- Born: 10 March 1928 Vienna, First Austrian Republic
- Died: 6 May 2020 (aged 92) Vienna, Austria
- Education: Wiener Sängerknaben
- Occupations: Choral conductor;
- Organizations: Vienna State Opera; Bayreuth Festival; Coro dell'Accademia Nazionale di Santa Cecilia;
- Awards: Grammy Awards; Order of Merit of the Italian Republic;

= Norbert Balatsch =

Austrian conductor (1928–2020)

Norbert Balatsch (/de/; 10 March 1928 – 6 May 2020) was an Austrian conductor, especially known as a choral conductor, who began as a baritone choir singer. He was the long-term choir director of both the Vienna State Opera and the Bayreuth Festival. Two of his recordings won Grammy Awards.

== Life ==
Born in Vienna on 10 March 1928, he was a member of the Wiener Sängerknaben boys' choir from 1938 to 1944. From 1952, Balatsch was a baritone in the opera chorus of the Vienna State Opera. A year later, he also became the conductor of a Vienna men's chorus, the Wiener Männergesang-Verein. At the State Opera, he eventually became the long-term choral conductor at the house, first leading the Extrachor from 1965, then as vice choral conductor in 1967, and in 1968 as Chordirektor (chorus director), a position he held until 1983.

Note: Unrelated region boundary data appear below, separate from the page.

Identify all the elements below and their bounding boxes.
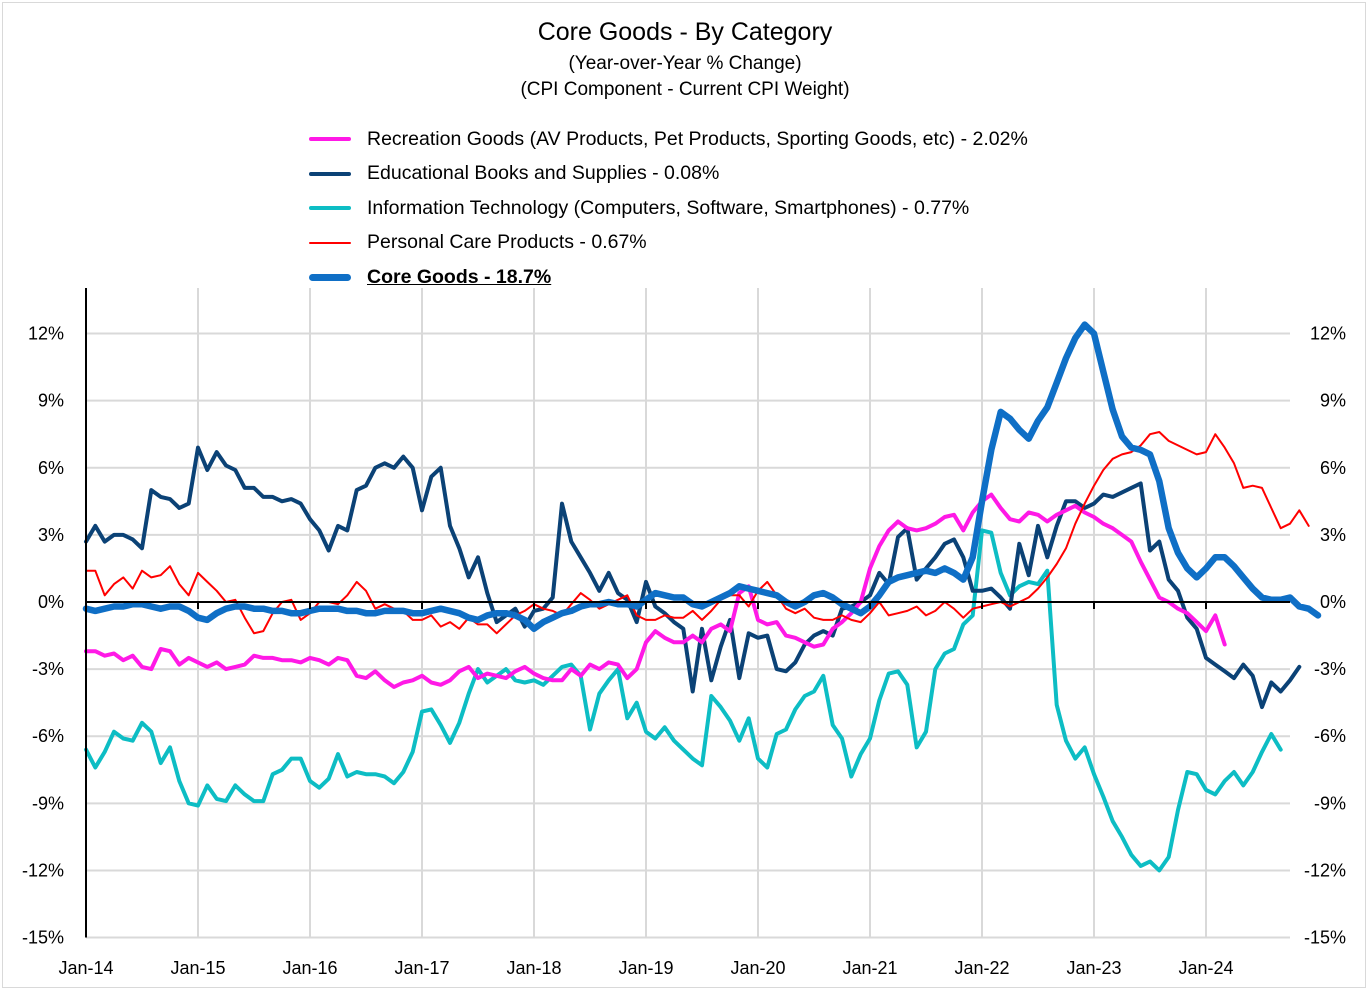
series-line-educational-books	[84, 445, 1302, 710]
y-tick-label-left: -3%	[32, 659, 64, 679]
y-axis-right-labels: 12% 9% 6% 3% 0% -3% -6% -9% -12% -15%	[1304, 324, 1346, 948]
series-line-information-technology	[84, 528, 1283, 873]
chart-subtitle-1: (Year-over-Year % Change)	[568, 53, 802, 74]
y-tick-label-right: 9%	[1320, 391, 1346, 411]
x-tick-label: Jan-16	[282, 958, 337, 978]
x-tick-label: Jan-22	[954, 958, 1009, 978]
y-tick-label-right: -6%	[1314, 726, 1346, 746]
y-tick-label-left: 12%	[28, 324, 64, 344]
axes	[85, 288, 1290, 938]
x-tick-label: Jan-20	[730, 958, 785, 978]
legend-swatch-core-goods	[309, 273, 351, 281]
y-tick-label-right: 0%	[1320, 592, 1346, 612]
series-lines	[82, 321, 1322, 873]
y-axis-left-labels: 12% 9% 6% 3% 0% -3% -6% -9% -12% -15%	[22, 324, 64, 948]
legend-swatch-information-technology	[309, 206, 351, 211]
legend-item-educational-books: Educational Books and Supplies - 0.08%	[297, 157, 1028, 192]
legend-label-personal-care: Personal Care Products - 0.67%	[367, 231, 647, 254]
chart-title: Core Goods - By Category	[537, 18, 833, 46]
x-tick-label: Jan-21	[842, 958, 897, 978]
y-tick-label-right: 6%	[1320, 458, 1346, 478]
x-tick-label: Jan-19	[618, 958, 673, 978]
series-line-personal-care	[85, 431, 1310, 635]
y-tick-label-right: -15%	[1304, 928, 1346, 948]
legend-item-personal-care: Personal Care Products - 0.67%	[297, 226, 1028, 261]
legend-item-recreation-goods: Recreation Goods (AV Products, Pet Produ…	[297, 122, 1028, 157]
y-tick-label-left: 9%	[38, 391, 64, 411]
y-tick-label-left: 0%	[38, 592, 64, 612]
y-tick-label-left: -9%	[32, 793, 64, 813]
series-line-core-goods	[82, 321, 1322, 633]
x-tick-label: Jan-17	[394, 958, 449, 978]
y-tick-label-right: 12%	[1310, 324, 1346, 344]
x-tick-label: Jan-23	[1066, 958, 1121, 978]
legend-swatch-personal-care	[309, 241, 351, 244]
y-tick-label-right: -9%	[1314, 793, 1346, 813]
legend-item-information-technology: Information Technology (Computers, Softw…	[297, 191, 1028, 226]
y-tick-label-right: -3%	[1314, 659, 1346, 679]
x-tick-label: Jan-18	[506, 958, 561, 978]
legend-swatch-recreation-goods	[309, 137, 351, 142]
x-tick-label: Jan-15	[170, 958, 225, 978]
y-tick-label-right: -12%	[1304, 860, 1346, 880]
legend-label-educational-books: Educational Books and Supplies - 0.08%	[367, 162, 720, 185]
x-tick-label: Jan-14	[58, 958, 113, 978]
y-tick-label-left: -15%	[22, 928, 64, 948]
legend-swatch-educational-books	[309, 171, 351, 176]
series-line-recreation-goods	[84, 492, 1227, 689]
x-axis-labels: Jan-14 Jan-15 Jan-16 Jan-17 Jan-18 Jan-19 Jan-…	[58, 958, 1233, 978]
chart-legend: Recreation Goods (AV Products, Pet Produ…	[297, 122, 1028, 295]
y-tick-label-left: 6%	[38, 458, 64, 478]
legend-label-core-goods: Core Goods - 18.7%	[367, 265, 552, 288]
y-tick-label-left: -6%	[32, 726, 64, 746]
chart-subtitle-2: (CPI Component - Current CPI Weight)	[520, 79, 850, 100]
legend-label-information-technology: Information Technology (Computers, Softw…	[367, 196, 970, 219]
legend-label-recreation-goods: Recreation Goods (AV Products, Pet Produ…	[367, 127, 1028, 150]
y-tick-label-right: 3%	[1320, 525, 1346, 545]
y-tick-label-left: 3%	[38, 525, 64, 545]
x-tick-label: Jan-24	[1178, 958, 1233, 978]
y-tick-label-left: -12%	[22, 860, 64, 880]
legend-item-core-goods: Core Goods - 18.7%	[297, 260, 1028, 295]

From 1975 to 1980, he also directed the New Philharmonia Chorus, which had previously been, and from 1977 was again known as, the Philharmonia Chorus. He was the chorus director of the Bayreuth Festival from 1972 to 1999, collaborating with conductors including Karl Böhm, Dennis Russell Davies, Eugen Jochum, Carlos Kleiber, James Levine, Peter Schneider, Giuseppe Sinopoli, Georg Solti, and Silvio Varviso. The Bayreuth performances were broadcast live and recorded. In 1972, he led the choir in Tannhäuser, directed by Götz Friedrich and conducted by Erich Leinsdorf alternating with Horst Stein, and in further years by Heinrich Hollreiser (1973 and 1974) and Colin Davis (1977 and 1978). From 1976, Balatsch prepared the choir for the Jahrhundertring there, staged by Patrice Chéreau and conducted by Pierre Boulez. His last production was in 1999 Der fliegende Holländer, conducted by Daniel Barenboim.

From 1983, Balatsch was the conductor of the Coro dell'Accademia Nazionale di Santa Cecilia. In concerts with Lorin Maazel, he prepared the chorus for Beethoven's Ninth Symphony and Fidelio, and Roméo et Juliette by Berlioz. From 1999 to 2001, Balatsch was the director of the Wiener Sängerknaben. Among others, he prepared the boys for a 2000 recording of Bach's St Matthew Passion conducted by Nikolaus Harnoncourt.

Balatsch rehearsed choruses for numerous recordings, two of which won Grammy Awards in the category Best Choral Performance: Mozart's Requiem in 1981 with Carlo Maria Giulini conducting the Philharmonia Orchestra & Chorus, and Bach's St Matthew Passion in 2001. In 2006, he returned to the Vienna State Opera for a production of Schoenberg's Moses und Aron. He was awarded an honorary membership of the house after the last performance of that production on 19 June 2006.

Balatsch died in Vienna on 6 May 2020 at age 92.

== Awards ==
Balatsch was awarded the Goldener Ehrenring (Ring of honour in gold) from Bayreuth. He received the Ehrenring from the Vienna State Opera. In 2008, he was awarded the great cross of the Order of Merit of the Italian Republic (Cavaliere di Gran Croce Ordine al Merito della Repubblica Italiana).